“Curtis, the Cheese Chunker”
Where is the balance between good design, cultural insensitivity, and just a touch of turd-like-ness?
Here’s a quick peek into the development of “Curtis, the Cheese Chunker” designed to be used in Ballybeg Theatre’s current NYC based production of Broken Fences by Steven Simoncic, directed by Alex Levy (including quotations from e-conversations during the design process!):
- The Jumping Off Point: the script calls for an ad team to develop a character driven campaign designed in order to make “Cheese Chunkers,” a cheese product snack “more relevant and engaging to the key African-American slash ‘Urban’ Chunker market that has traditionally been underdeveloped and provides a significant conquesting opportunity.” The campaign’s “primary target is 6-10 year-old African-American with some spill into the tweens and teens segment.”

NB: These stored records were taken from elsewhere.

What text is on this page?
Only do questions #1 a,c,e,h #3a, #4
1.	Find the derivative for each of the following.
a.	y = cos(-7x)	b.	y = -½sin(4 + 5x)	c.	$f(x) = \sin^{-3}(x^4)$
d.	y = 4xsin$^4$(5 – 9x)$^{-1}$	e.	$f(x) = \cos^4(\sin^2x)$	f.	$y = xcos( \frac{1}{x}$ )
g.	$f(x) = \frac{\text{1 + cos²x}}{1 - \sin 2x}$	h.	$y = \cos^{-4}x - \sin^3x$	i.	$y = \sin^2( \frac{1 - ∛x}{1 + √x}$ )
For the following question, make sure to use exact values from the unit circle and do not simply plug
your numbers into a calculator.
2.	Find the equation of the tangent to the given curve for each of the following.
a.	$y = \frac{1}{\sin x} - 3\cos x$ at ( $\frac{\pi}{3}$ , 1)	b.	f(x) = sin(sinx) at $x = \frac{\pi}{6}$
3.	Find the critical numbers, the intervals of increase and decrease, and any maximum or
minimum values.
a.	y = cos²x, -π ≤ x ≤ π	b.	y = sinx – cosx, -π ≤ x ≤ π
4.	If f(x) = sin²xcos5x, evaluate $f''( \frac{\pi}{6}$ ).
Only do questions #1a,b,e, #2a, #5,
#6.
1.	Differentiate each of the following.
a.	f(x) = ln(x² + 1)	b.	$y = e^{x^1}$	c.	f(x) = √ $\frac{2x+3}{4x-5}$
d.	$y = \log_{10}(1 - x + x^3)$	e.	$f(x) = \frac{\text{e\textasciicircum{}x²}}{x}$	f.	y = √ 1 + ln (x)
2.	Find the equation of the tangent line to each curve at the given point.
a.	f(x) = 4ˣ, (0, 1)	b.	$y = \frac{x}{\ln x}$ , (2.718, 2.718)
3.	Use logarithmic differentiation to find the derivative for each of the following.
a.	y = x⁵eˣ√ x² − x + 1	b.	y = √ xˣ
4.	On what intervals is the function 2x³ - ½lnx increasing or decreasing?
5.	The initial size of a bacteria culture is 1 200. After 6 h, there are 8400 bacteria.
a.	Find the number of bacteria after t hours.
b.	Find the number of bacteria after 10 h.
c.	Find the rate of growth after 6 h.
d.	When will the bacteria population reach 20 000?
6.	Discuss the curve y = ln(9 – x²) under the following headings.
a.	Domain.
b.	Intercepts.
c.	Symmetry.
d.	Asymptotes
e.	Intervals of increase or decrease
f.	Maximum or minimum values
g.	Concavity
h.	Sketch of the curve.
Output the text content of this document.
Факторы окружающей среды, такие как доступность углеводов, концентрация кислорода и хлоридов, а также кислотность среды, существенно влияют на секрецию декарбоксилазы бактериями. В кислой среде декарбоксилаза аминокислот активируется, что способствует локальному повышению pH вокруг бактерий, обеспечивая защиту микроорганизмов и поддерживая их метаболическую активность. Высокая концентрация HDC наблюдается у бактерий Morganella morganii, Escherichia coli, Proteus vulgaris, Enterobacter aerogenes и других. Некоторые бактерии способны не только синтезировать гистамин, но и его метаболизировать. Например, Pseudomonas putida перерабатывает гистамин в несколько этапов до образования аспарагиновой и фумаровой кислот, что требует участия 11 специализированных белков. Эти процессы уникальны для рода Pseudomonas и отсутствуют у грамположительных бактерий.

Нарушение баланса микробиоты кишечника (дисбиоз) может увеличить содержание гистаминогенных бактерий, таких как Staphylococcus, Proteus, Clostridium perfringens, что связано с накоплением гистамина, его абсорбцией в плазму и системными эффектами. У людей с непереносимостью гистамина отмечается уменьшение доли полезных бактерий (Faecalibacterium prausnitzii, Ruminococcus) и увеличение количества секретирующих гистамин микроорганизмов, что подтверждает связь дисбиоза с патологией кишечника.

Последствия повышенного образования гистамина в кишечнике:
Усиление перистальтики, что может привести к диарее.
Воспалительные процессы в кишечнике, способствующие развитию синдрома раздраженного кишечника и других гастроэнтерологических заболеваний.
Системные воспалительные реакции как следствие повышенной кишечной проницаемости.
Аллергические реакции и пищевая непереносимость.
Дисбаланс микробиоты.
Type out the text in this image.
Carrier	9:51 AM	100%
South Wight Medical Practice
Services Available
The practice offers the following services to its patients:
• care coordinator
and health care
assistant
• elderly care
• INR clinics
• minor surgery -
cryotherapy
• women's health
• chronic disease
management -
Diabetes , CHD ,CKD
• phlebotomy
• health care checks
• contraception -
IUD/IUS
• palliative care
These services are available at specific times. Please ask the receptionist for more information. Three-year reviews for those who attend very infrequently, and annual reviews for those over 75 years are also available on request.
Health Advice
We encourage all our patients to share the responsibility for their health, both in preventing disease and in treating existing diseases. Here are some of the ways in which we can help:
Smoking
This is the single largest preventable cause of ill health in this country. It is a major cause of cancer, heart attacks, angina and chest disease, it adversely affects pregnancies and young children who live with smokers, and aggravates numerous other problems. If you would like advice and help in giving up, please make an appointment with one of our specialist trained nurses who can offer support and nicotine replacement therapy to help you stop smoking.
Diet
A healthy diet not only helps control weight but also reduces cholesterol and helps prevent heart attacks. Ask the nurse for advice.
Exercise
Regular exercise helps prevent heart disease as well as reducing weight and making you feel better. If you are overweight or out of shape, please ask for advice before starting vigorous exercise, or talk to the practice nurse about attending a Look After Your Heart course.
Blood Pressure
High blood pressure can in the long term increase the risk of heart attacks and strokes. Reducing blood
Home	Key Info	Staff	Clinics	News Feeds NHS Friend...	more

- Elements: During a focus group within the play, one participant says that Curtis looks like a “turd”, and another participant tells the ad team, “so y’all are selling over-priced fake cheese to black kids;” the director and I discussed wanting Curtis to become more about character than food in order to underscore the campaign’s intended young audience. After picking a type of snack that could be “fake cheese” and look turd like, and getting inspiration from some real world package design that employs a separation between the fun shown visually on the packaging and the fact that the character is representing actual food:
- Mocking It Up: We stepped into the ROUGH mock up phase, while needing to keep in mind that the script included dialogue that would need to be addressed in the design (“that’s like a whole bucket of f***ed up,” “why’s he grabbin’ himself like that?” “is he street enough to be considered a ‘gangsta’ snacking alternative”):
- Reigning Him In: While Curtis’ first incarnation certainly emphasized the humor of the moment – the participants in the focus group are intended to find him utterly ridiculous, one commenting to the ad team “y’all like even know any black people?” – it felt a little too, um, extreme in the direction of tastelessness… In part this character is intentionally a misstep for the ad team, but Curtis #1 felt like the wrong kind of misstep. (From the director: “I don’t think the error that is made is that they don’t know how to make him seem urban. It’s that they think a gangster cheese turd is going to attract black people.”) We thought the addition of clothes might help him both move back in the direction of better design AND convey a more stereotypical expression of an urban rapper. Which clothes were the question. Jeans? Tank top? And if he WERE more clothed, would he still look enough like a turd?
- Honing: The fact that the tank top included a “C” for “Curtis felt right, but the jeans felt like better design, not to mention it gave me an opportunity to introduce boxers visible above the jeans’ waistline. I proposed going with the version in jeans but also introducing a chain around his neck with a “C” pendant. The director reassured me that Curtis in jeans was still “plenty turdlike,” which had been an initial concern of mine, and I sent prelim specs to our prop master for planning/pricing purposes:
- Finlizing: I launched into making the actual Curtis illustration, sending him out to the director without a face first to make sure we were on the same page with the basics (which also included trying out arms that matched the color of his body, but we ultimately thought that the black arms felt more iconic, so we reverted that aspect of the design in the end):
Pasting on a Happy Face: As one member of the team notes, “this isn’t meant to be health food, this is fun-shaped finger food for kids when they come home from school…it’s entertainment.”
The only only thing left to do was print him, mount him to a sheet of foam core, cut him out, and put him in the action.